La ministra di giustizia e polizia ha ricordato che i numerosi trattati internazionali, come quello sulla libera circolazione con Bruxelles, sono stati adottati liberamente dalla Svizzera, e molti di questi hanno ottenuto anche il suggello popolare.

La Costituzione, secondo la ministra bernese, dichiara anche che la Confederazione e i Cantoni rispettano il diritto internazionale. I tribunali, come anche il Parlamento, in caso di contraddizione tra diritto costituzionale elvetico e diritto internazionale decidono caso per caso.
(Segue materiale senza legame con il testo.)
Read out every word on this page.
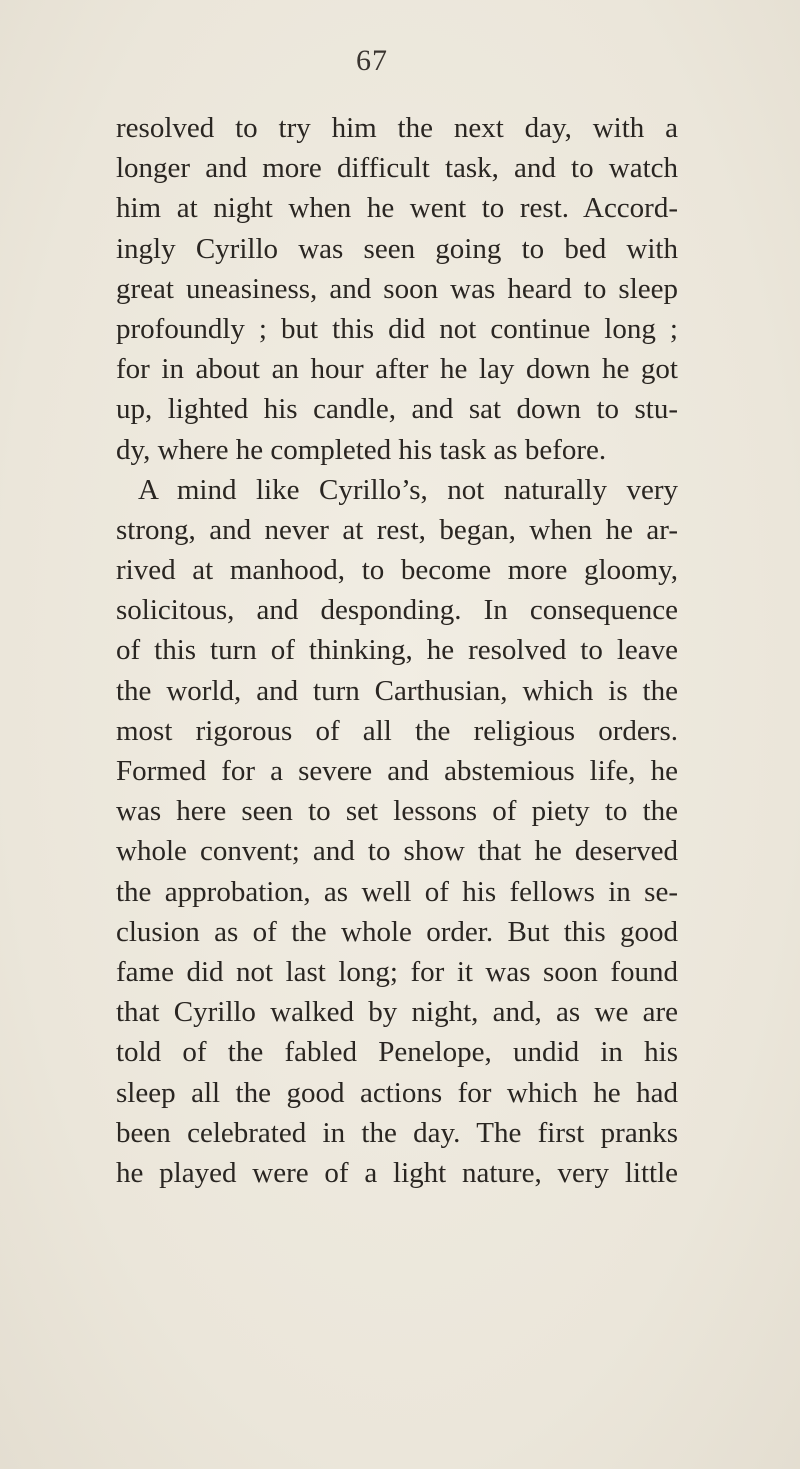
67
resolved to try him the next day, with a
longer and more difficult task, and to watch
him at night when he went to rest. Accord-
ingly Cyrillo was seen going to bed with
great uneasiness, and soon was heard to sleep
profoundly ; but this did not continue long ;
for in about an hour after he lay down he got
up, lighted his candle, and sat down to stu-
dy, where he completed his task as before.
A mind like Cyrillo’s, not naturally very
strong, and never at rest, began, when he ar-
rived at manhood, to become more gloomy,
solicitous, and desponding. In consequence
of this turn of thinking, he resolved to leave
the world, and turn Carthusian, which is the
most rigorous of all the religious orders.
Formed for a severe and abstemious life, he
was here seen to set lessons of piety to the
whole convent; and to show that he deserved
the approbation, as well of his fellows in se-
clusion as of the whole order. But this good
fame did not last long; for it was soon found
that Cyrillo walked by night, and, as we are
told of the fabled Penelope, undid in his
sleep all the good actions for which he had
been celebrated in the day. The first pranks
he played were of a light nature, very little
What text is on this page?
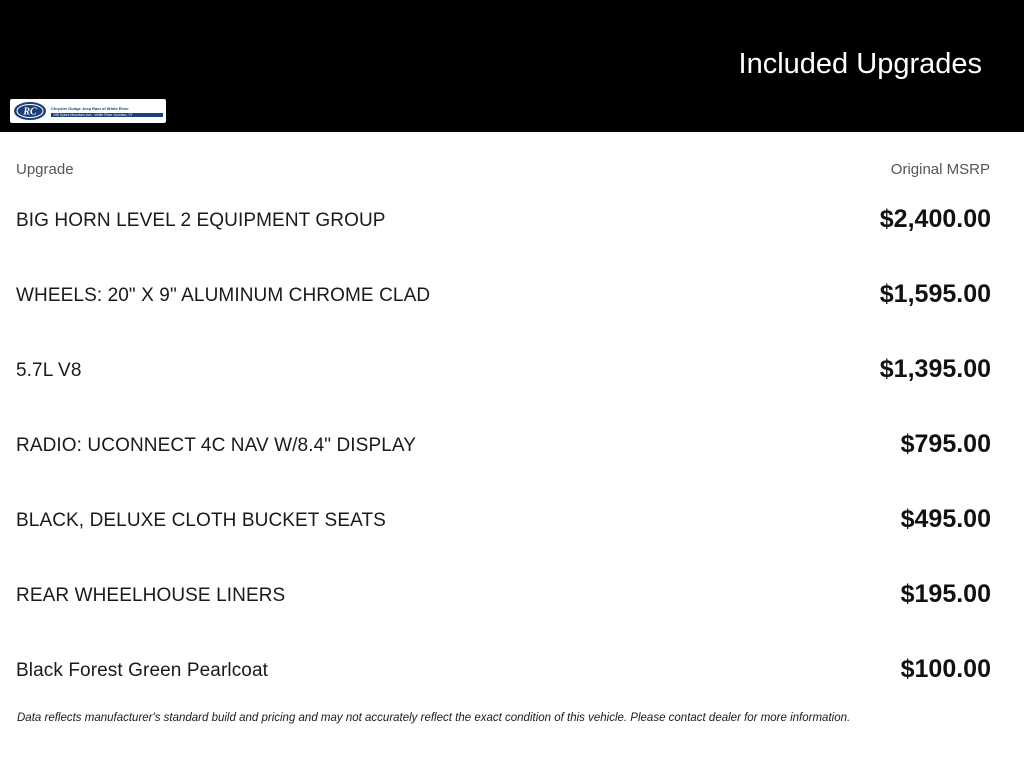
Included Upgrades
RC	Chrysler Dodge Jeep Ram of White River
198 Sykes Mountain Ave., White River Junction, VT
Upgrade	Original MSRP
BIG HORN LEVEL 2 EQUIPMENT GROUP	$2,400.00
WHEELS: 20" X 9" ALUMINUM CHROME CLAD	$1,595.00
5.7L V8	$1,395.00
RADIO: UCONNECT 4C NAV W/8.4" DISPLAY	$795.00
BLACK, DELUXE CLOTH BUCKET SEATS	$495.00
REAR WHEELHOUSE LINERS	$195.00
Black Forest Green Pearlcoat	$100.00
Data reflects manufacturer's standard build and pricing and may not accurately reflect the exact condition of this vehicle. Please contact dealer for more information.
Tra l’altro, ha ricordato la consigliera federale socialista, se il legislatore deroga consapevolmente al diritto internazionale, il Tribunale federale deve attenersi a tale decisione (cosiddetta prassi Schubert). Tale prassi è stata confermata dal Tribunale federale anche dopo il 2012, ha rammentato.

Per Sommaruga, obbligando il Parlamento a disdire i trattati internazionali che sono in contraddizione con la Costituzione federale, si limita eccessivamente il nostro margine di manovra sia del parlamento che dei tribunali. Invece di chiarezza, l’iniziativa crea secondo Sommaruga insicurezza giuridica.

No quindi a una “camicia di forza” che avrebbe conseguenze negative soprattutto per l’economia, ha dichiarato la responsabile del Dipartimento di giustizia e polizia.

Per Sommaruga, l’iniziativa va contro la nostra cultura giuridica ed è troppo radicale poiché dipinge la realtà in bianco e nero, senza sfumature. Secondo Sommaruga, i trattati possono sempre essere disdetti, ma non è il caso di prevedere un obbligo a livello costituzionale.